The aspirational wannabes and 'professional' housemates are less of a problem than the change from a collaborative to more confrontational character dynamic. That and the 'poisoned well' of outside information being revealed to the house.
In "Ye Olden Days" the general approach was to have a house that was for much of the time at least partly in consensus, where housemates would mix and mingle, form some kind of affinity with others and, yes, settle into groups (or cliques if you want to be pejorative), but that dynamic was allowed to grow and change organically as time wore on, people left and/or joined and tasks, deprivation and isolation brought out the best (and worst) in each other.
Nowadays Big Brother doesn't seem to have the patience for that, believes its ADD-generation viewers haven't either, and actively conspires to pull the rug out from HMs repeatedly (and IMO with a degree of malice) in order to foment discord, set people against each other and create rifts, divisions and arguments believing that shouting = drama = entertainment. At this point Big Brother is actually the
enemy of the housemates rather than simply the mildly dictatorial authority figure of old - the nasty mean bastard prison guard rather than the firm but fair warden.

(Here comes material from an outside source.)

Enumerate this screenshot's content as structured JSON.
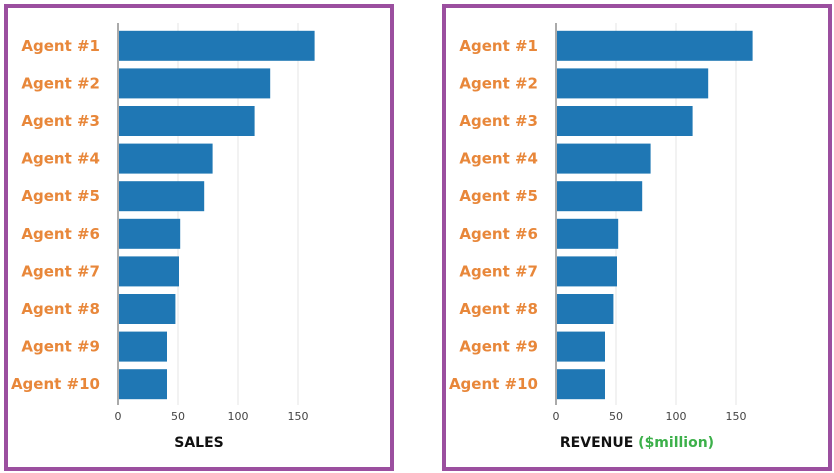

The 'professional contestant' thing that people like to criticise isn't really going to go away I'm afraid, for a number of reasons. Firstly, at this point in the show's longevity applicants these days are not interested in "participating in a new and interesting social experiment", they're applying "to be on Big Brother" and are fully aware of what the show is and how it treats its inmates these days. Therefore, there must be more than the lure of a relatively small chance at winning a moderate (and by no means guaranteed) amount of cash to attract people to apply to be on the show. With the opportunities to parlay your Big Brother appearance into genuine fame and fortune even more proscribed these days than they were in the past (and TBH the chances of rising above the level of tabloid- and chat-mag fodder were never great even in the early days!) the remaining attraction is simply the opportunity to "be on the telly" and perhaps get invited to do PAs at dodgy provincial nightclubs and occasionally wallow in the same shallow (piss)streams of fame as the denizens of TOWIE, Geordie Shore, X-Factor etc.

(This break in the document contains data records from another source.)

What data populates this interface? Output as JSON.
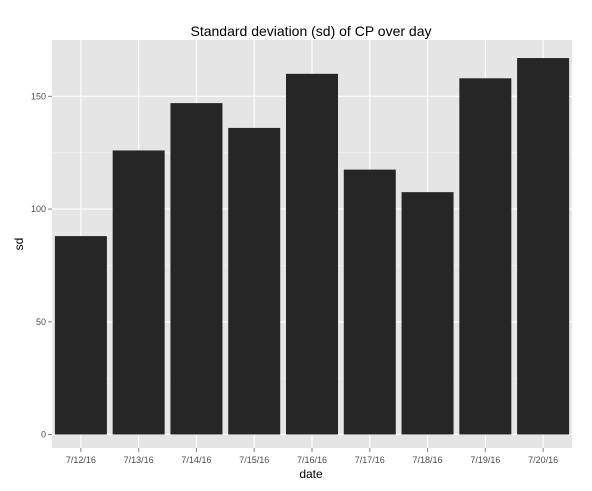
{
  "chart_data": {
    "type": "bar",
    "title": "Standard deviation (sd) of CP over day",
    "xlabel": "date",
    "ylabel": "sd",
    "categories": [
      "7/12/16",
      "7/13/16",
      "7/14/16",
      "7/15/16",
      "7/16/16",
      "7/17/16",
      "7/18/16",
      "7/19/16",
      "7/20/16"
    ],
    "values": [
      88,
      126,
      147,
      136,
      160,
      117.5,
      107.5,
      158,
      167
    ],
    "ylim": [
      -6,
      175
    ],
    "yticks": [
      0,
      50,
      100,
      150
    ],
    "grid": true,
    "legend": "none",
    "colors": {
      "bar": "#262626",
      "panel": "#e5e5e5",
      "grid_major": "#ffffff",
      "grid_minor": "#f2f2f2",
      "tick_label": "#4d4d4d",
      "tick": "#7f7f7f"
    }
  }
}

Secondly, anyone can upload a profile to StarNow.co.uk or any number of similar 'talent' directories and a lot of the younger generation, raised on and envious of the lifestyles depicted in TOWIE and its ilk will do so, and these directories are precisely the sort of places harried production assistants got to to cast Big Brother and similar shows. You wind up with a self-selecting pool of applicants searching for some degree of public recognition and/or self-validation and the problem of having too many 'samey' individuals who are self-consciously trying to "make their mark" whilst simultaneously trying not to "poison their (putative) brand" by being an out-and-out arse results in a house full of 'performers' and a dearth of genuine emotion and drama that is then made worse by the artifice of the producers meddling to drive some other storyboaded narrative of their own.
So you end up with a surfeit of HMs who want to be famous simply as a goal in itself, the majority of whom are, on the whole, realistic enough to acknowledge that the kind of 'fame' an appearance on Big Brother brings is fleeting, trivial and very slight indeed, but hey, it's better than nothing and maybe it means you get to go to Sugar Hut and stand in the same smoking area as [insert name of orange z-lister here]. I myself randomly found myself at a Sugar Hut after party with Dean Gaffney, Dane Bowers, an ex-porn actress or two and a motley collection of assorted other folk simply because a friend of mine had a DJ gig there - No, I'm not proud but shit happens when you're drunk!
I believe that even (some) 'professional contestants' and serial 'reality TV' participants have the potential to be interesting and entertaining housemates if you get the casting mix broadly correct and let them "do their own thing" with substantially less manipulation by Big Brother or giving them huge steers as to how they're being perceived through "Who do the public think is the most...." quizzes and reveals of other HMs Diary Room secrets.
People are perfectly capable of forming and dissolving friendships, flirting, sulking, randomly causing chaos or getting on one anothers tits by themselves in what is meant to be an isolated and stressful environment, they really don't need any extra help from a Big Brother with an overweaning compunction to "light the blue touch paper and retire to the safe distance of the production gallery". The Danny Wiskers of the world are IMHO a minor problem by comparison.
I've always believed that 'Nasty Nick'-gate, way back in BB1 is probably the
apotheosis of genuine 'edge of the seat' organic BB drama as it was one of those occasions that just developed unexpectedly and producers had to react to it, whilst the BB Bedsit and the resulting Fight Night is its
nadir since it set in motion the whole train of tormenting HMs by revealing what others think of them just to "see what would happen" and deliberately, unnecessarily, stirring up trouble that has now utterly corrupted the show. Whilst BB5 and subsequent shows often had much to offer, if I'm honest that for me is where the rot began.